- Born: 1987 (age 38–39) Lilongwe
- Citizenship: Malawi
- Occupation: Airline Pilot

= Yolanda Kaunda =

Malawi's first female aircraft captain

Yolanda Kaunda (née Ndala) (born 1987) is Malawi's first female aircraft captain and its second female pilot.

== Biography ==
Kaunda was born in Lilongwe in 1987 and from the age of six she wanted to become a pilot. She completed her secondary education at Kamuzu Academy in Kasungu in 2005, then went to South Africa's Progress Flight Academy.

In 2016, Kaunda graduated as Malawi's first female aircraft captain. Her first flight as Captain took place on 11 March 2016 at Kamuzu International Airport, in Lilongwe. The first Malawian female pilot was Fellie Mkandawire, who stopped flying before reaching the rank of captain. Kaunda graduated as the second female pilot in Malawian history. She was the only woman in her aviation class of 80 people. She was granted her pilot's license in 2009.

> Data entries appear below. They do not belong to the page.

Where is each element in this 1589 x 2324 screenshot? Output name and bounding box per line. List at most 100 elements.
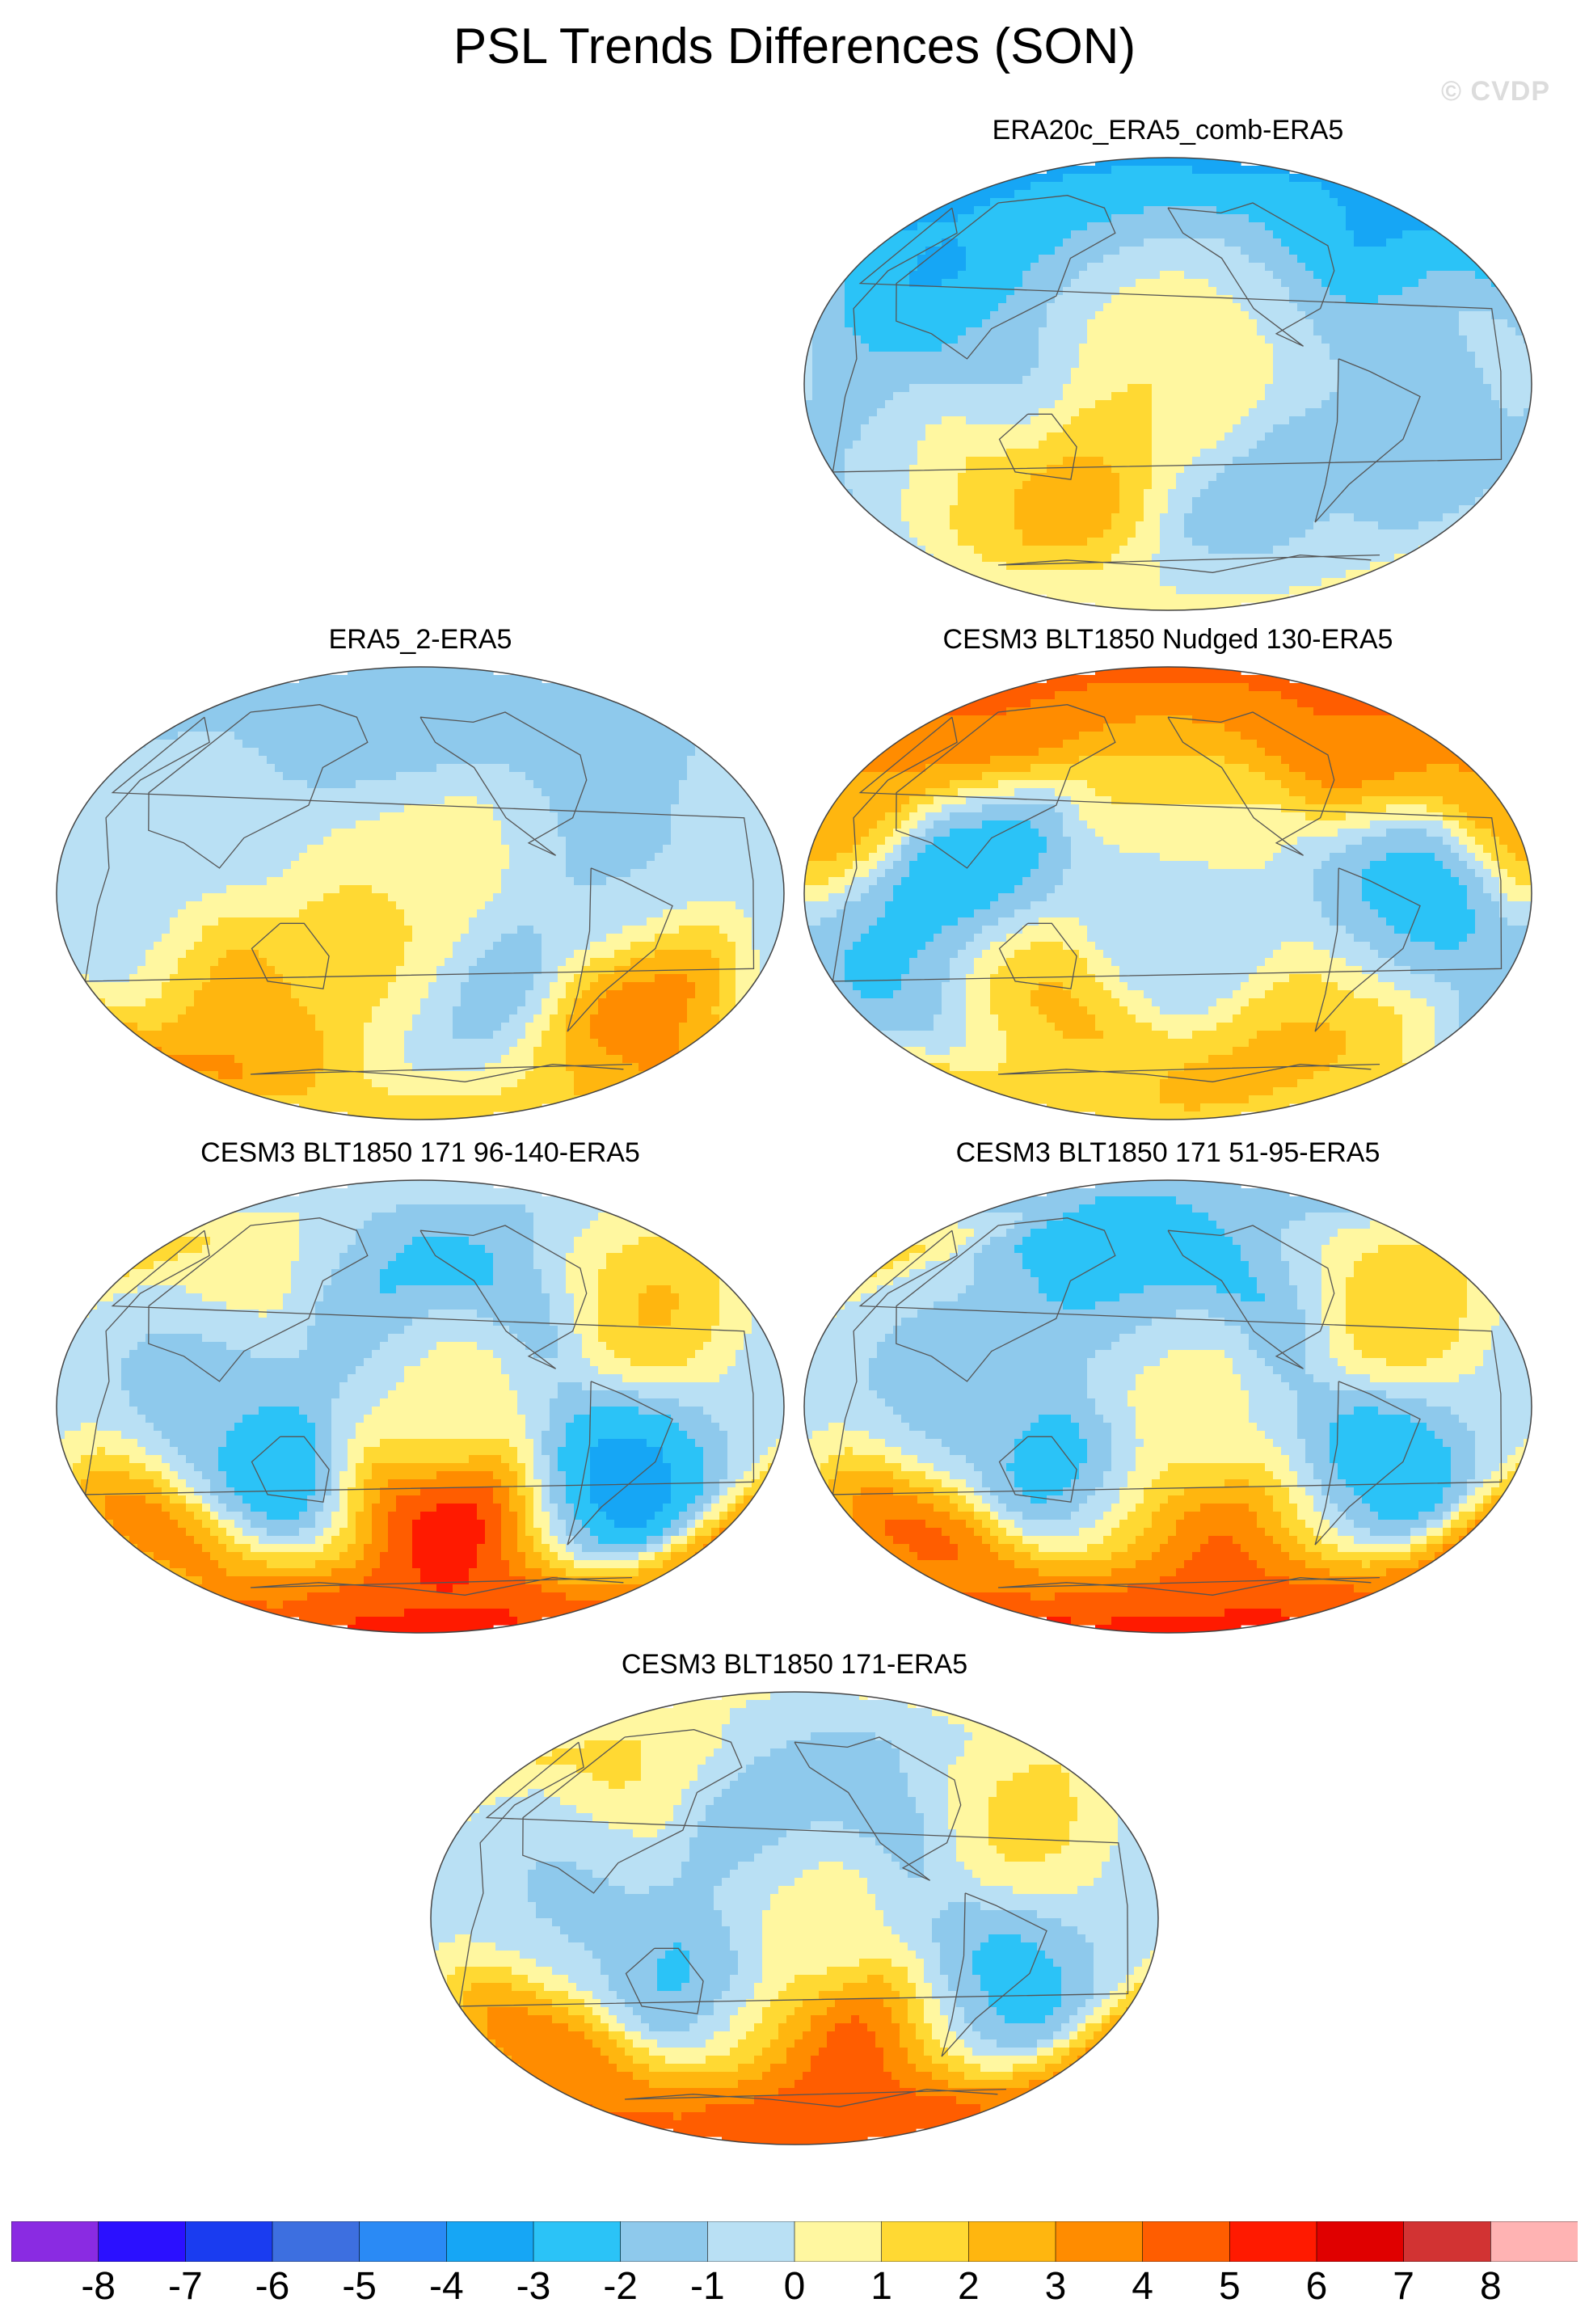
- field-cell: [1152, 206, 1161, 215]
- field-cell: [1127, 432, 1136, 441]
- field-cell: [837, 295, 845, 304]
- field-cell: [315, 699, 324, 708]
- field-cell: [1281, 432, 1290, 441]
- field-cell: [1281, 287, 1290, 296]
- field-cell: [974, 457, 983, 466]
- field-cell: [1176, 392, 1185, 401]
- field-cell: [630, 707, 639, 716]
- field-cell: [1459, 263, 1468, 272]
- field-cell: [1378, 473, 1387, 482]
- field-cell: [574, 707, 583, 716]
- field-cell: [1451, 247, 1460, 255]
- field-cell: [982, 546, 991, 555]
- field-cell: [1039, 554, 1047, 563]
- field-cell: [687, 756, 696, 765]
- field-cell: [1451, 424, 1460, 433]
- field-cell: [1184, 368, 1193, 377]
- field-cell: [1281, 424, 1290, 433]
- field-cell: [942, 198, 950, 207]
- field-cell: [404, 764, 413, 773]
- field-cell: [942, 303, 950, 312]
- field-cell: [869, 481, 878, 490]
- field-cell: [1039, 441, 1047, 449]
- field-cell: [1071, 352, 1080, 361]
- field-cell: [1184, 441, 1193, 449]
- field-cell: [974, 263, 983, 272]
- field-cell: [1022, 360, 1031, 369]
- field-cell: [1346, 489, 1355, 498]
- field-cell: [1031, 481, 1039, 490]
- field-cell: [1427, 529, 1435, 538]
- field-cell: [461, 707, 470, 716]
- field-cell: [1346, 344, 1355, 352]
- field-cell: [1370, 554, 1379, 563]
- field-cell: [1394, 441, 1403, 449]
- field-cell: [1168, 327, 1177, 336]
- field-cell: [942, 360, 950, 369]
- field-cell: [901, 384, 910, 393]
- field-cell: [1305, 424, 1314, 433]
- field-cell: [1378, 384, 1387, 393]
- field-cell: [1152, 279, 1161, 288]
- field-cell: [1216, 344, 1225, 352]
- field-cell: [982, 416, 991, 425]
- field-cell: [901, 400, 910, 409]
- field-cell: [982, 481, 991, 490]
- field-cell: [525, 740, 534, 749]
- field-cell: [598, 732, 607, 740]
- field-cell: [1111, 586, 1120, 595]
- field-cell: [1475, 271, 1484, 280]
- field-cell: [1022, 538, 1031, 546]
- field-cell: [1014, 392, 1023, 401]
- field-cell: [917, 319, 926, 328]
- field-cell: [893, 473, 902, 482]
- field-cell: [1249, 497, 1258, 506]
- field-cell: [958, 271, 967, 280]
- field-cell: [1184, 432, 1193, 441]
- field-cell: [1103, 449, 1112, 458]
- field-cell: [1443, 400, 1452, 409]
- field-cell: [558, 764, 567, 773]
- field-cell: [1265, 392, 1274, 401]
- field-cell: [1160, 562, 1169, 571]
- field-cell: [1249, 457, 1258, 466]
- field-cell: [1039, 586, 1047, 595]
- field-cell: [1305, 529, 1314, 538]
- field-cell: [1330, 562, 1338, 571]
- field-cell: [1507, 319, 1516, 328]
- field-cell: [1257, 255, 1266, 264]
- field-cell: [1483, 279, 1492, 288]
- field-cell: [1378, 238, 1387, 247]
- field-cell: [974, 344, 983, 352]
- field-cell: [869, 441, 878, 449]
- field-cell: [1160, 441, 1169, 449]
- field-cell: [1427, 255, 1435, 264]
- field-cell: [1087, 513, 1096, 522]
- field-cell: [1176, 263, 1185, 272]
- field-cell: [1192, 311, 1201, 320]
- field-cell: [1241, 206, 1250, 215]
- field-cell: [170, 764, 179, 773]
- field-cell: [1330, 432, 1338, 441]
- field-cell: [1435, 449, 1444, 458]
- field-cell: [893, 432, 902, 441]
- field-cell: [226, 707, 235, 716]
- field-cell: [1127, 263, 1136, 272]
- field-cell: [861, 481, 870, 490]
- field-cell: [893, 538, 902, 546]
- field-cell: [372, 780, 381, 789]
- field-cell: [1071, 570, 1080, 579]
- field-cell: [1079, 230, 1088, 239]
- field-cell: [837, 384, 845, 393]
- field-cell: [1136, 400, 1144, 409]
- field-cell: [1103, 311, 1112, 320]
- field-cell: [1435, 384, 1444, 393]
- field-cell: [1071, 465, 1080, 474]
- field-cell: [550, 699, 558, 708]
- field-cell: [990, 271, 999, 280]
- field-cell: [558, 732, 567, 740]
- field-cell: [909, 222, 918, 231]
- field-cell: [837, 368, 845, 377]
- field-cell: [412, 764, 421, 773]
- field-cell: [1427, 335, 1435, 344]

For International Women's Day in March 2017, Kaunda captained the first all-women aircraft flight for Malawian Airlines. They flew from Blantyre to Dar es Salaam.

== Legacy ==
A portrait of Kaunda is featured in a mural on the wall of Khwalala Community Secondary School in Mulanje. She has been praised by the First Lady of Malawi, Dr. Gertrude Mutharika, for closing the gender gap for women.